If you look at a US student’s worksheet after a subtraction test, it’s a mess of crossed-out numbers, tiny floating 1s, and graphite smudges. We teach kids to "explode" the numbers just to solve 5,000−236.
By the time they finish borrowing, they’ve done so much bookkeeping they forget what they were subtracting.
There is a better way.
In Kiselev’s classic Arithmetic (the gold standard of Russian math education), the page remains pristine. They don’t scratch out digits. They use The Dot.
Here is the difference:
❌ The "Scratch-Out" Method (Standard US): To borrow across zeros, the student physically crosses out the 5, writes a 4, crosses out a 0, writes a 9, crosses out another 0... It’s visual noise. It treats the student like they can’t hold a thought in their head.
✅ The "Dot" Method (Kiselev): The student sees they need to borrow. They place a single dot over the 5. That’s it.

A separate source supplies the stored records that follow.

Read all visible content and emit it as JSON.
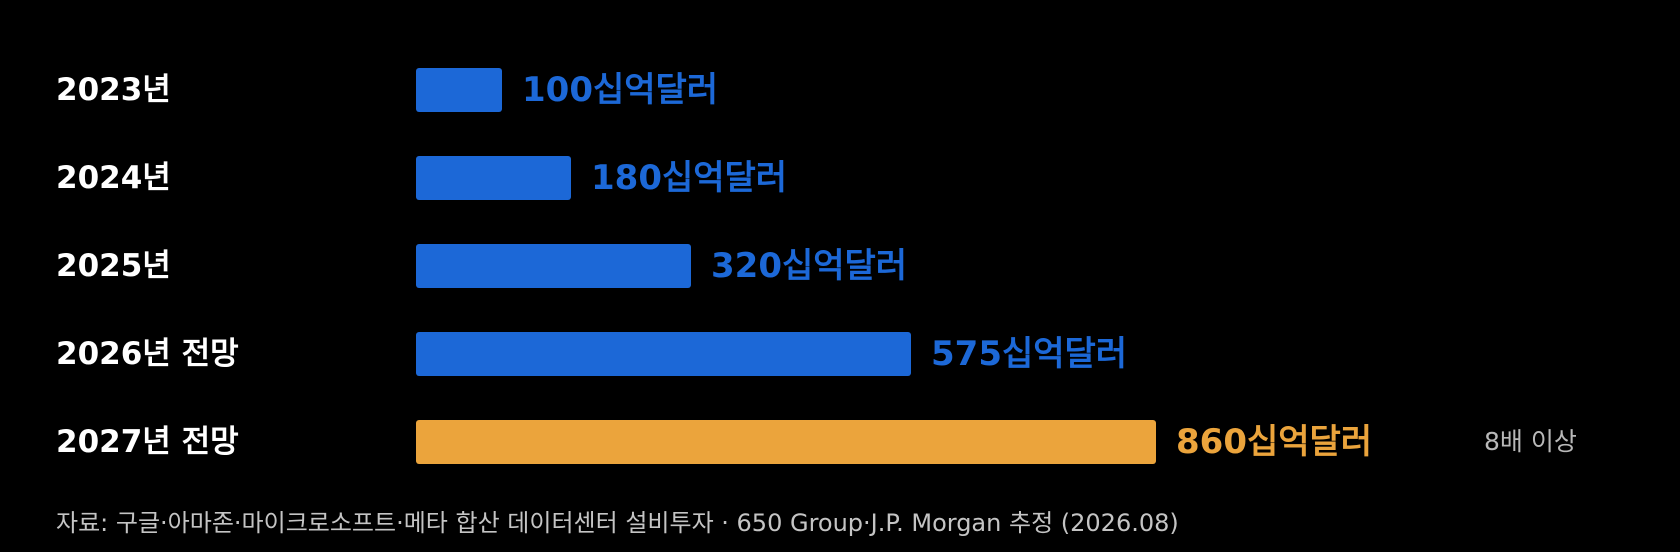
{
  "chart_data": {
    "type": "bar",
    "orientation": "horizontal",
    "categories": [
      "2023년",
      "2024년",
      "2025년",
      "2026년 전망",
      "2027년 전망"
    ],
    "values": [
      100,
      180,
      320,
      575,
      860
    ],
    "value_labels": [
      "100십억달러",
      "180십억달러",
      "320십억달러",
      "575십억달러",
      "860십억달러"
    ],
    "highlight_index": 4,
    "annotation": "8배 이상",
    "grid": false,
    "legend": "none",
    "xlim": [
      0,
      860
    ]
  },
  "colors": {
    "bar": "#1c68d7",
    "highlight": "#eba43c",
    "value_text": "#1c68d7",
    "highlight_text": "#eba43c",
    "background": "#000000"
  },
  "source": "자료: 구글·아마존·마이크로소프트·메타 합산 데이터센터 설비투자 · 650 Group·J.P. Morgan 추정 (2026.08)"
}
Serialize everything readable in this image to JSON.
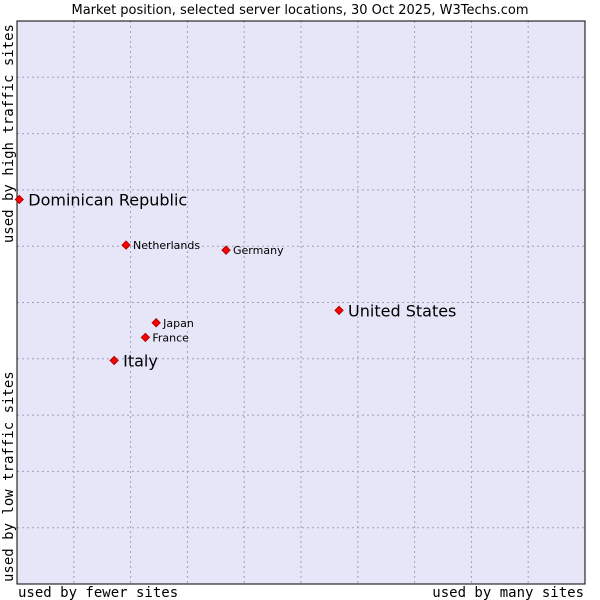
{
  "chart_data": {
    "type": "scatter",
    "title": "Market position, selected server locations, 30 Oct 2025, W3Techs.com",
    "xlabel_left": "used by fewer sites",
    "xlabel_right": "used by many sites",
    "ylabel_bottom": "used by low traffic sites",
    "ylabel_top": "used by high traffic sites",
    "xlim": [
      0,
      100
    ],
    "ylim": [
      0,
      100
    ],
    "grid": true,
    "points": [
      {
        "label": "Dominican Republic",
        "x": 0.4,
        "y": 68.3,
        "size": "large"
      },
      {
        "label": "Netherlands",
        "x": 19.2,
        "y": 60.2,
        "size": "small"
      },
      {
        "label": "Germany",
        "x": 36.8,
        "y": 59.3,
        "size": "small"
      },
      {
        "label": "United States",
        "x": 56.7,
        "y": 48.6,
        "size": "large"
      },
      {
        "label": "Japan",
        "x": 24.5,
        "y": 46.4,
        "size": "small"
      },
      {
        "label": "France",
        "x": 22.6,
        "y": 43.8,
        "size": "small"
      },
      {
        "label": "Italy",
        "x": 17.1,
        "y": 39.7,
        "size": "large"
      }
    ],
    "colors": {
      "plot_background": "#e6e6f8",
      "point_fill": "#ff0000",
      "point_stroke": "#b00000",
      "frame": "#000000"
    }
  }
}
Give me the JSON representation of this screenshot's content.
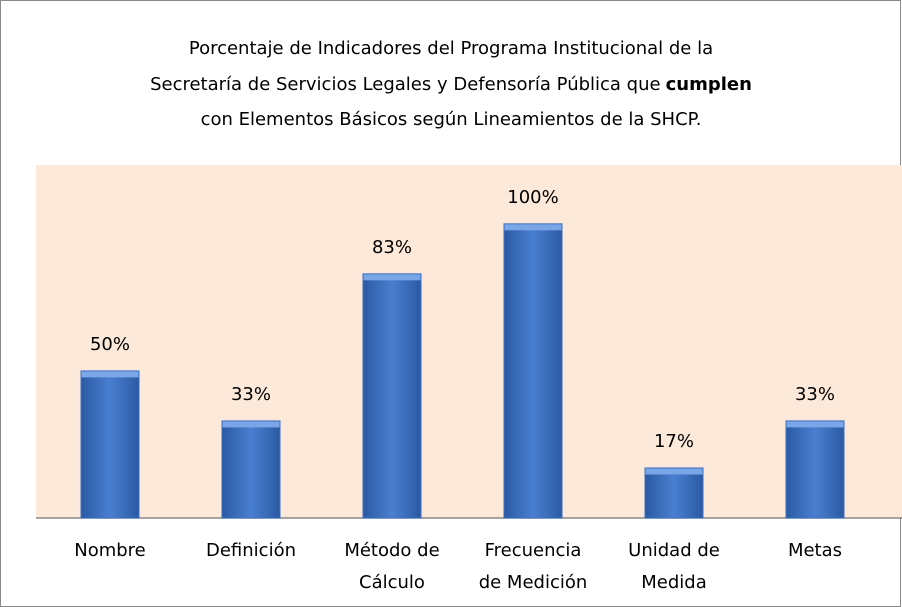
{
  "chart_data": {
    "type": "bar",
    "title": [
      "Porcentaje de Indicadores del Programa Institucional de la",
      "Secretaría de Servicios Legales y Defensoría Pública que",
      "cumplen",
      "con Elementos Básicos según Lineamientos de la SHCP."
    ],
    "categories": [
      [
        "Nombre"
      ],
      [
        "Definición"
      ],
      [
        "Método de",
        "Cálculo"
      ],
      [
        "Frecuencia",
        "de Medición"
      ],
      [
        "Unidad de",
        "Medida"
      ],
      [
        "Metas"
      ]
    ],
    "values": [
      50,
      33,
      83,
      100,
      17,
      33
    ],
    "value_labels": [
      "50%",
      "33%",
      "83%",
      "100%",
      "17%",
      "33%"
    ],
    "color": "#3a6fc4",
    "ylim": [
      0,
      120
    ]
  }
}
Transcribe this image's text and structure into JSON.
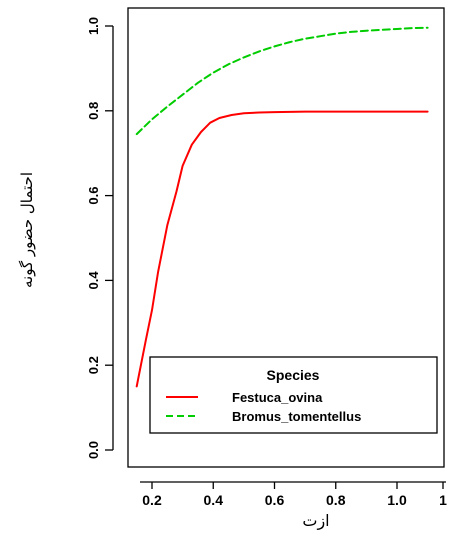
{
  "chart_data": {
    "type": "line",
    "xlabel": "ازت",
    "ylabel": "احتمال حضور گونه",
    "xlim": [
      0.15,
      1.0
    ],
    "ylim": [
      0.0,
      1.0
    ],
    "x_tick_labels": [
      "0.2",
      "0.4",
      "0.6",
      "0.8",
      "1.0",
      "1"
    ],
    "x_tick_values": [
      0.2,
      0.4,
      0.6,
      0.8,
      1.0,
      1.1
    ],
    "y_tick_labels": [
      "0.0",
      "0.2",
      "0.4",
      "0.6",
      "0.8",
      "1.0"
    ],
    "y_tick_values": [
      0.0,
      0.2,
      0.4,
      0.6,
      0.8,
      1.0
    ],
    "legend": {
      "title": "Species",
      "placement": "bottom-right"
    },
    "series": [
      {
        "name": "Festuca_ovina",
        "color": "#ff0000",
        "style": "solid",
        "x": [
          0.15,
          0.18,
          0.2,
          0.22,
          0.25,
          0.28,
          0.3,
          0.33,
          0.36,
          0.39,
          0.42,
          0.46,
          0.5,
          0.55,
          0.6,
          0.7,
          0.8,
          0.9,
          1.0,
          1.1
        ],
        "y": [
          0.15,
          0.26,
          0.33,
          0.42,
          0.53,
          0.61,
          0.67,
          0.72,
          0.75,
          0.772,
          0.783,
          0.79,
          0.794,
          0.796,
          0.797,
          0.798,
          0.798,
          0.798,
          0.798,
          0.798
        ]
      },
      {
        "name": "Bromus_tomentellus",
        "color": "#00cc00",
        "style": "dashed",
        "x": [
          0.15,
          0.2,
          0.25,
          0.3,
          0.35,
          0.4,
          0.45,
          0.5,
          0.55,
          0.6,
          0.65,
          0.7,
          0.75,
          0.8,
          0.85,
          0.9,
          0.95,
          1.0,
          1.05,
          1.1
        ],
        "y": [
          0.745,
          0.78,
          0.81,
          0.838,
          0.866,
          0.89,
          0.91,
          0.926,
          0.94,
          0.952,
          0.962,
          0.97,
          0.976,
          0.982,
          0.986,
          0.989,
          0.991,
          0.993,
          0.995,
          0.996
        ]
      }
    ]
  }
}
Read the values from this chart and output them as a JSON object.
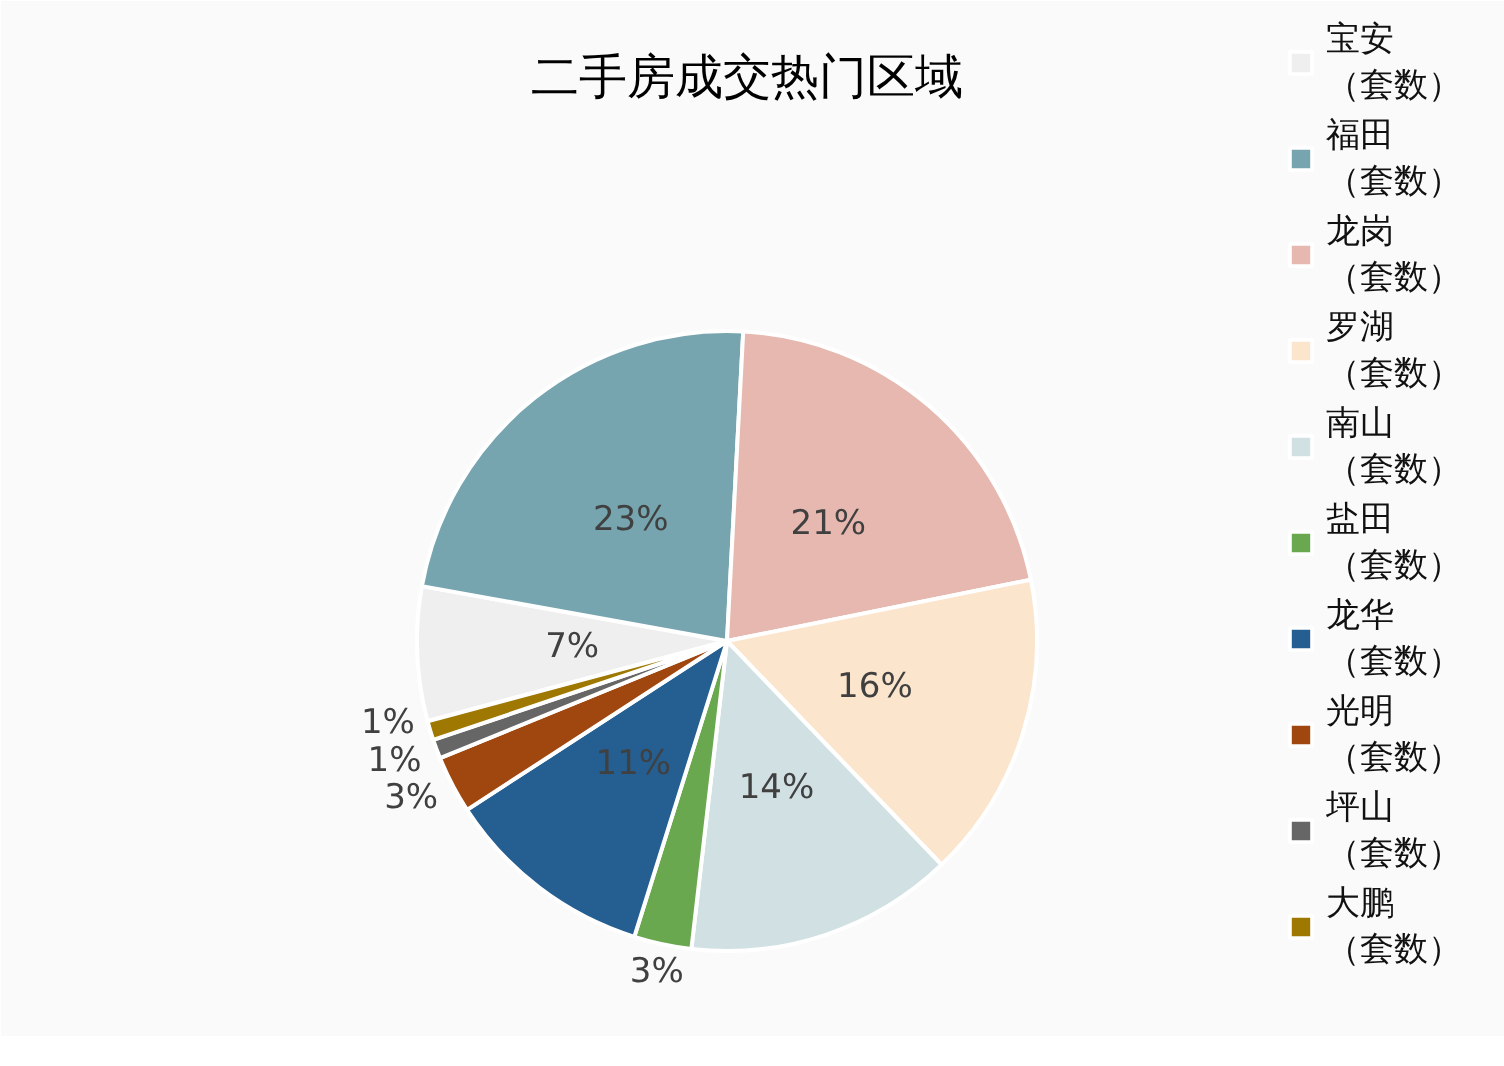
{
  "chart_data": {
    "type": "pie",
    "title": "二手房成交热门区域",
    "categories": [
      "宝安（套数）",
      "福田（套数）",
      "龙岗（套数）",
      "罗湖（套数）",
      "南山（套数）",
      "盐田（套数）",
      "龙华（套数）",
      "光明（套数）",
      "坪山（套数）",
      "大鹏（套数）"
    ],
    "values": [
      7,
      23,
      21,
      16,
      14,
      3,
      11,
      3,
      1,
      1
    ],
    "colors": [
      "#efefef",
      "#76a5af",
      "#e6b8af",
      "#fce5cd",
      "#d0e0e3",
      "#6aa84f",
      "#255e91",
      "#a0460f",
      "#666666",
      "#9e7800"
    ],
    "value_labels": [
      "7%",
      "23%",
      "21%",
      "16%",
      "14%",
      "3%",
      "11%",
      "3%",
      "1%",
      "1%"
    ],
    "legend": "right"
  }
}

The logic handles the rest: “I borrowed across zeros, so the dot reduces the source by 1, and the middle zeros become 9s.”
It is faster. It is cleaner. But most importantly, it teaches Place Value Logic instead of clerical scratching.
We are currently finalizing the translation of Kiselev’s Arithmetic for a new US audience. We aren't just translating words; we are recovering tools that respect a student’s intelligence.
Math shouldn’t be a war on paper. It should be elegant.